In plain language, real bitcoin gets time-locked on the base layer so equivalent assets can get issued or unlocked on another blockchain. This way, the base layer amounts can be moved faster, at lower costs, and sometimes more privately. As soon as these requirements are no longer required, the tokens are locked or burned and the base layer bitcoin is transferred to their rightful owners.
Think of it as if bitcoin were gold bars and pegged tokens are issued banknotes. In our open-source world, each bank tries to be competitive by creating a system that involves less trust in human action and more “code is law”. The value and quantities are transferred between chains on a 1 to 1 ratio, and the final settlement takes into consideration all the off-chain transactions. This allows the new owners to receive their corresponding amounts.

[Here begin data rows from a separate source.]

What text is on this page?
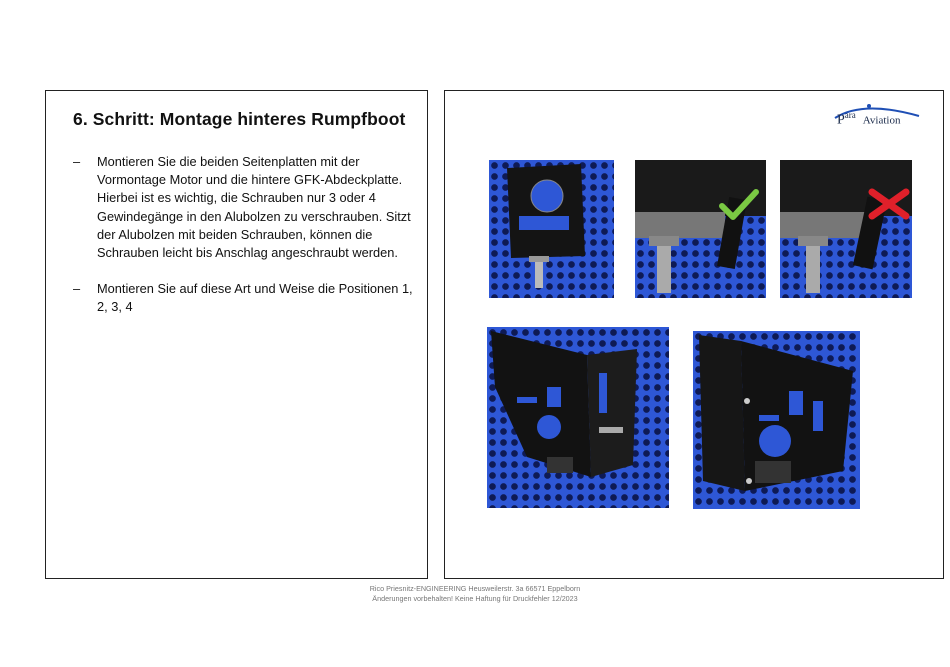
6. Schritt: Montage hinteres Rumpfboot
– Montieren Sie die beiden Seitenplatten mit der Vormontage Motor und die hintere GFK-Abdeckplatte. Hierbei ist es wichtig, die Schrauben nur 3 oder 4 Gewindegänge in den Alubolzen zu verschrauben. Sitzt der Alubolzen mit beiden Schrauben, können die Schrauben leicht bis Anschlag angeschraubt werden.
– Montieren Sie auf diese Art und Weise die Positionen 1, 2, 3, 4
$P^{ara}$ Aviation
Rico Priesnitz-ENGINEERING Heusweilerstr. 3a 66571 Eppelborn
Änderungen vorbehalten! Keine Haftung für Druckfehler 12/2023
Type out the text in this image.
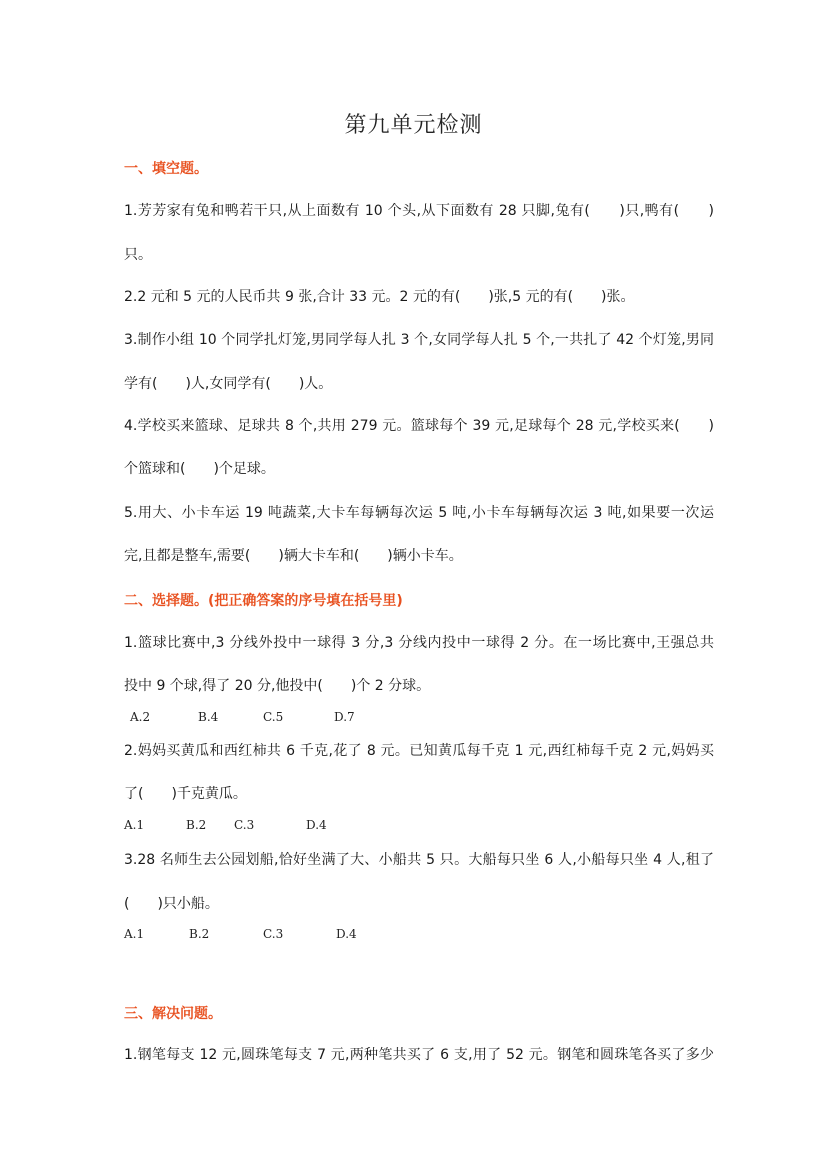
第九单元检测
一、填空题。
1.芳芳家有兔和鸭若干只,从上面数有 10 个头,从下面数有 28 只脚,兔有(　　)只,鸭有(　　)
只。
2.2 元和 5 元的人民币共 9 张,合计 33 元。2 元的有(　　)张,5 元的有(　　)张。
3.制作小组 10 个同学扎灯笼,男同学每人扎 3 个,女同学每人扎 5 个,一共扎了 42 个灯笼,男同
学有(　　)人,女同学有(　　)人。
4.学校买来篮球、足球共 8 个,共用 279 元。篮球每个 39 元,足球每个 28 元,学校买来(　　)
个篮球和(　　)个足球。
5.用大、小卡车运 19 吨蔬菜,大卡车每辆每次运 5 吨,小卡车每辆每次运 3 吨,如果要一次运
完,且都是整车,需要(　　)辆大卡车和(　　)辆小卡车。
二、选择题。(把正确答案的序号填在括号里)
1.篮球比赛中,3 分线外投中一球得 3 分,3 分线内投中一球得 2 分。在一场比赛中,王强总共
投中 9 个球,得了 20 分,他投中(　　)个 2 分球。
A.2	B.4	C.5	D.7
2.妈妈买黄瓜和西红柿共 6 千克,花了 8 元。已知黄瓜每千克 1 元,西红柿每千克 2 元,妈妈买
了(　　)千克黄瓜。
A.1	B.2 C.3	D.4
3.28 名师生去公园划船,恰好坐满了大、小船共 5 只。大船每只坐 6 人,小船每只坐 4 人,租了
(　　)只小船。
A.1	B.2	C.3	D.4
三、解决问题。
1.钢笔每支 12 元,圆珠笔每支 7 元,两种笔共买了 6 支,用了 52 元。钢笔和圆珠笔各买了多少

Pegged tokens do involve on-chain transactions that are sometimes considered slow and costly, but instead of doing a new base layer transaction for each amount of bitcoin you send, you move those operations to a quicker (albeit lesser secure) and more affordable blockchain. It’s all part of a scaling solution that preserves Bitcoin’s decentralization by allowing the blocks to remain small. This is also more private than on-chain transactions, as it takes a lot more time and resources to track operations across multiple chains.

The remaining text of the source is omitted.